Em caso de internamento num estabelecimento privado, convém saber se este actua em regime convencionado.

Geralmente, os encargos com o internamento hospitalar são directamente comparticipados pela caixa, a nível de 80 % ou 100 % em determinados casos. Se apresentar o seu Cartão Europeu de Seguro de Doença (CEAM) ou o atestado provisório de substituição, no momento da admissão, não lhe será reclamado um pré-pagamento de custos, terá de pagar a importância  que fica a cargo do utente : 20 % (montante fixo diário incluído). Caso o internamento for coberto a 100 %, apenas pagará o montante fixo diário que é de 16 €.
Se no decurso da sua estada hospitalar, forem realizados actos de cuidados de saúde pesado, além do montante fixo da diária hospitalar ou da comparticipação de 20 % a seu cargo, terá de pagar a taxa moderadora de montante fixo que é de 18 €.

Diálise e oxigenioterapia

Em caso de tratamento com diálise ou oxigenioterapia, terá de tomar contacto com um centro especializado, na área do lugar da sua estada, a fim de marcar consulta.
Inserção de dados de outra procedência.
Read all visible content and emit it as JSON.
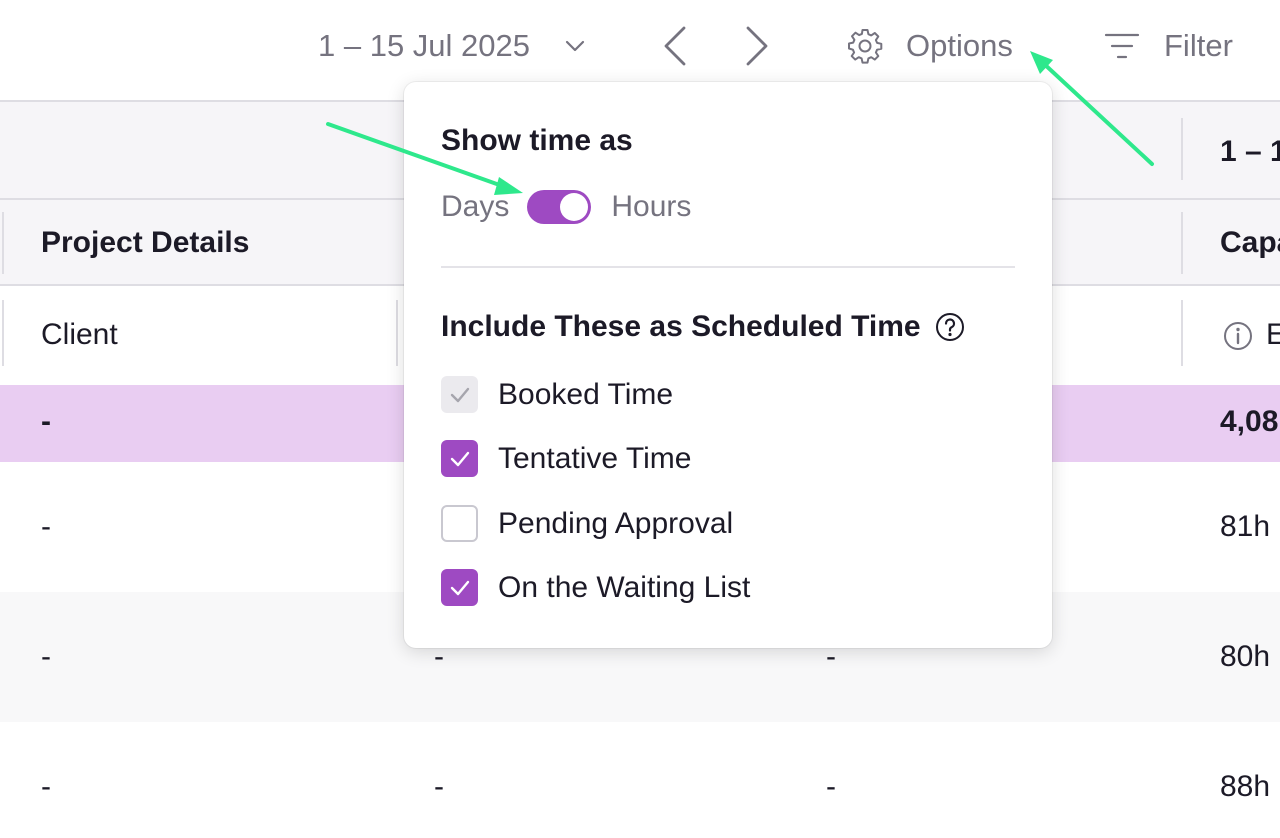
{
  "toolbar": {
    "date_range": "1 – 15 Jul 2025",
    "options_label": "Options",
    "filter_label": "Filter"
  },
  "table": {
    "period_header_partial": "1 – 1",
    "group_header": "Project Details",
    "capacity_header_partial": "Capa",
    "client_column": "Client",
    "info_partial": "E",
    "rows": [
      {
        "client": "-",
        "col2": "",
        "col3": "",
        "capacity": "4,08"
      },
      {
        "client": "-",
        "col2": "",
        "col3": "",
        "capacity": "81h"
      },
      {
        "client": "-",
        "col2": "-",
        "col3": "-",
        "capacity": "80h"
      },
      {
        "client": "-",
        "col2": "-",
        "col3": "-",
        "capacity": "88h"
      }
    ]
  },
  "options_popover": {
    "show_time_title": "Show time as",
    "toggle_left": "Days",
    "toggle_right": "Hours",
    "toggle_selected": "Hours",
    "scheduled_title": "Include These as Scheduled Time",
    "checkboxes": [
      {
        "label": "Booked Time",
        "state": "checked-disabled"
      },
      {
        "label": "Tentative Time",
        "state": "checked"
      },
      {
        "label": "Pending Approval",
        "state": "unchecked"
      },
      {
        "label": "On the Waiting List",
        "state": "checked"
      }
    ]
  },
  "colors": {
    "accent_purple": "#9e4ac2",
    "highlight_row": "#e9cdf2",
    "annotation_arrow": "#2ee88c"
  }
}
II. Em caso de baixa durante a sua estada em França

Textos de referência
- artigo 22.° § 1 ) a ii) do Regulamento (CEE) n° 1408/71 ;
- artigo 24.° do Regulamento (CEE) n° 574/72.

Em caso de incapacidade para o trabalho occorrida em França, deve dirigir-se,  no prazo de três dias após o início da sua incapacidade para o trabalho, à (CPAM) Caisse Primaire d’Assurance Maladie (caixa primária de seguro de doença) do lugar da sua estada em França munido de um “Avis d’arrêt de travail” (certificado de baixa) notificado por um médico legalmente estabelecido em França.  

A CPAM transmitirá à sua caixa de inscrição os documentos necessários ao exame do seu processo.
A sua caixa de inscrição examinará o seu processo et tomará uma decisão.

As prestações pecuniárias diárias (subsídio de doença da segurança social) são pagas directamente pela instituição junto à qual está habitualmente vinculado.